Medtronic’s bid to dismiss heart device kickback claims fails, clearing case to advance

Dive Brief:

  • Medtronic’s attempt to dismiss whistleblower accusations that it violated the False Claims Act has largely failed, with a court ruling on Thursday that most of the claims can advance. 
  • The whistleblower accused Medtronic of billing the government for unnecessary medical procedures. 
  • According to the court, the whistleblower has provided facts about Medtronic’s peripheral artery disease activities “that give rise to a plausible inference that physicians used the devices when not medically necessary.”

Dive Insight:

The lawsuit was filed by a sales manager for a competitor of Medtronic. In 2017, the whistleblower filed the action on behalf of the U.S. However, in 2020, the U.S. decided against litigating the case’s claims. The whistleblower pushed ahead and alleged that Medtronic bribed staff at a Veterans Administration center to induce purchases of its peripheral artery disease devices. 

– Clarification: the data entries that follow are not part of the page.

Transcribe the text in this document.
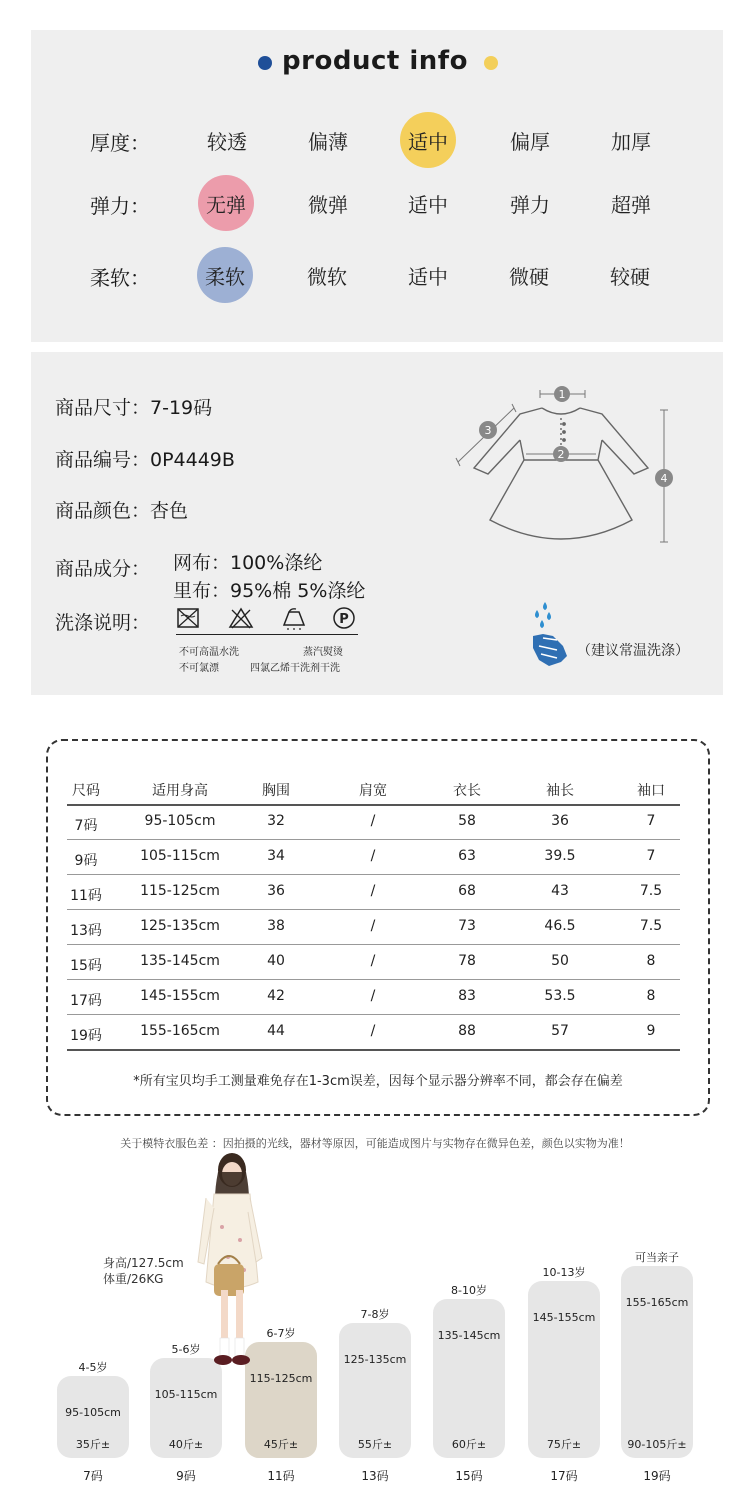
product info
厚度：	较透	偏薄	适中	偏厚	加厚
弹力：	无弹	微弹	适中	弹力	超弹
柔软：	柔软	微软	适中	微硬	较硬
商品尺寸：7-19码
商品编号：0P4449B
商品颜色：杏色
商品成分： 网布：100%涤纶
里布：95%棉 5%涤纶
洗涤说明：	P
不可高温水洗
不可氯漂
蒸汽熨烫
四氯乙烯干洗剂干洗
（建议常温洗涤）
1
2
3
4
尺码	适用身高	胸围	肩宽	衣长	袖长	袖口
7码	95-105cm	32	/	58	36	7
9码	105-115cm	34	/	63	39.5	7
11码	115-125cm	36	/	68	43	7.5
13码	125-135cm	38	/	73	46.5	7.5
15码	135-145cm	40	/	78	50	8
17码	145-155cm	42	/	83	53.5	8
19码	155-165cm	44	/	88	57	9
*所有宝贝均手工测量难免存在1-3cm误差，因每个显示器分辨率不同，都会存在偏差
关于模特衣服色差 ：因拍摄的光线，器材等原因，可能造成图片与实物存在微异色差，颜色以实物为准！
4-5岁
95-105cm
35斤±
7码
5-6岁
105-115cm
40斤±
9码
6-7岁
115-125cm
45斤±
11码
7-8岁
125-135cm
55斤±
13码
8-10岁
135-145cm
60斤±
15码
10-13岁
145-155cm
75斤±
17码
可当亲子
155-165cm
90-105斤±
19码
身高/127.5cm
体重/26KG
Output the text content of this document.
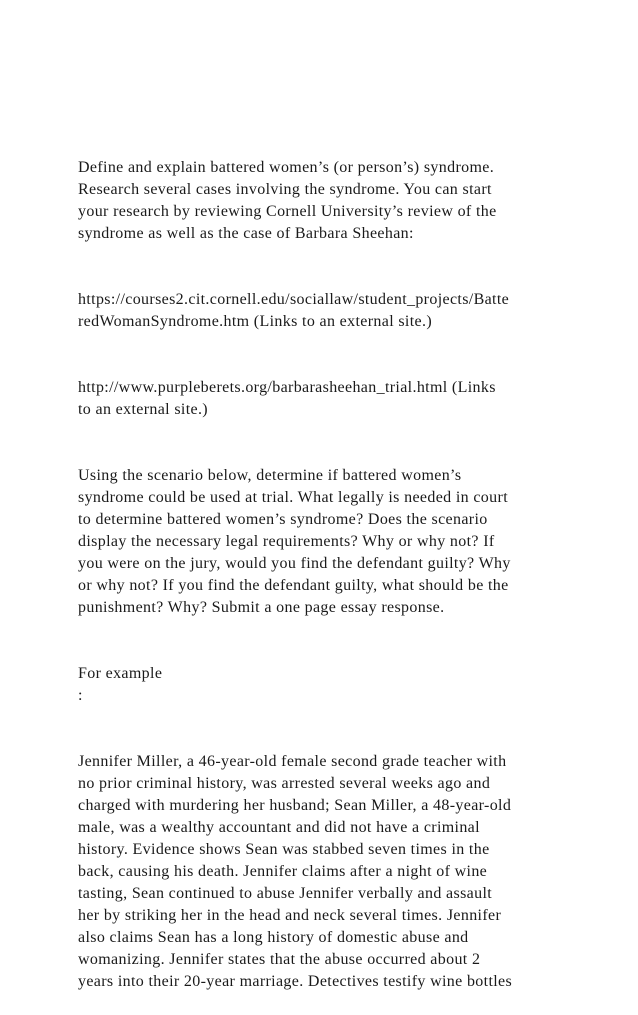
Define and explain battered women’s (or person’s) syndrome.
Research several cases involving the syndrome. You can start
your research by reviewing Cornell University’s review of the
syndrome as well as the case of Barbara Sheehan:

https://courses2.cit.cornell.edu/sociallaw/student_projects/Batte
redWomanSyndrome.htm (Links to an external site.)

http://www.purpleberets.org/barbarasheehan_trial.html (Links
to an external site.)

Using the scenario below, determine if battered women’s
syndrome could be used at trial. What legally is needed in court
to determine battered women’s syndrome? Does the scenario
display the necessary legal requirements? Why or why not? If
you were on the jury, would you find the defendant guilty? Why
or why not? If you find the defendant guilty, what should be the
punishment? Why? Submit a one page essay response.

For example
:

Jennifer Miller, a 46-year-old female second grade teacher with
no prior criminal history, was arrested several weeks ago and
charged with murdering her husband; Sean Miller, a 48-year-old
male, was a wealthy accountant and did not have a criminal
history. Evidence shows Sean was stabbed seven times in the
back, causing his death. Jennifer claims after a night of wine
tasting, Sean continued to abuse Jennifer verbally and assault
her by striking her in the head and neck several times. Jennifer
also claims Sean has a long history of domestic abuse and
womanizing. Jennifer states that the abuse occurred about 2
years into their 20-year marriage. Detectives testify wine bottles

After a court dismissed some claims in 2021, the whistleblower provided more details in a series of revisions to the first complaint. The additional details have persuaded a court in Kansas that most of the case can proceed. 

According to the court, the new details cover “false claims based on billing for unnecessary medical procedures involving use of Medtronic devices by [Wichita Radiological Group] physicians” that “it must assume as true, considering all inferences in relator’s favor.” That conclusion led the court to deny one of the motions to dismiss filed by the defendants. 

The whistleblower has also accused Medtronic of telling physicians how they “would benefit financially if more devices were used.” Medtronic employees allegedly attended procedures and would “instruct and persuade the physicians to use more and more of the devices – even going so far as to open packaging before a physician even had called for a device.” The court concluded that the allegations “suffice.”

Medtronic succeeded in dismissing an “illegal kickback claim to the extent based on providing marketing services as remuneration.” Earlier lawsuits alleged that marketing services were provided to physicians as a form of kickback and as such the court dismissed the claims based on the public disclosure bar clause in the False Claims Act.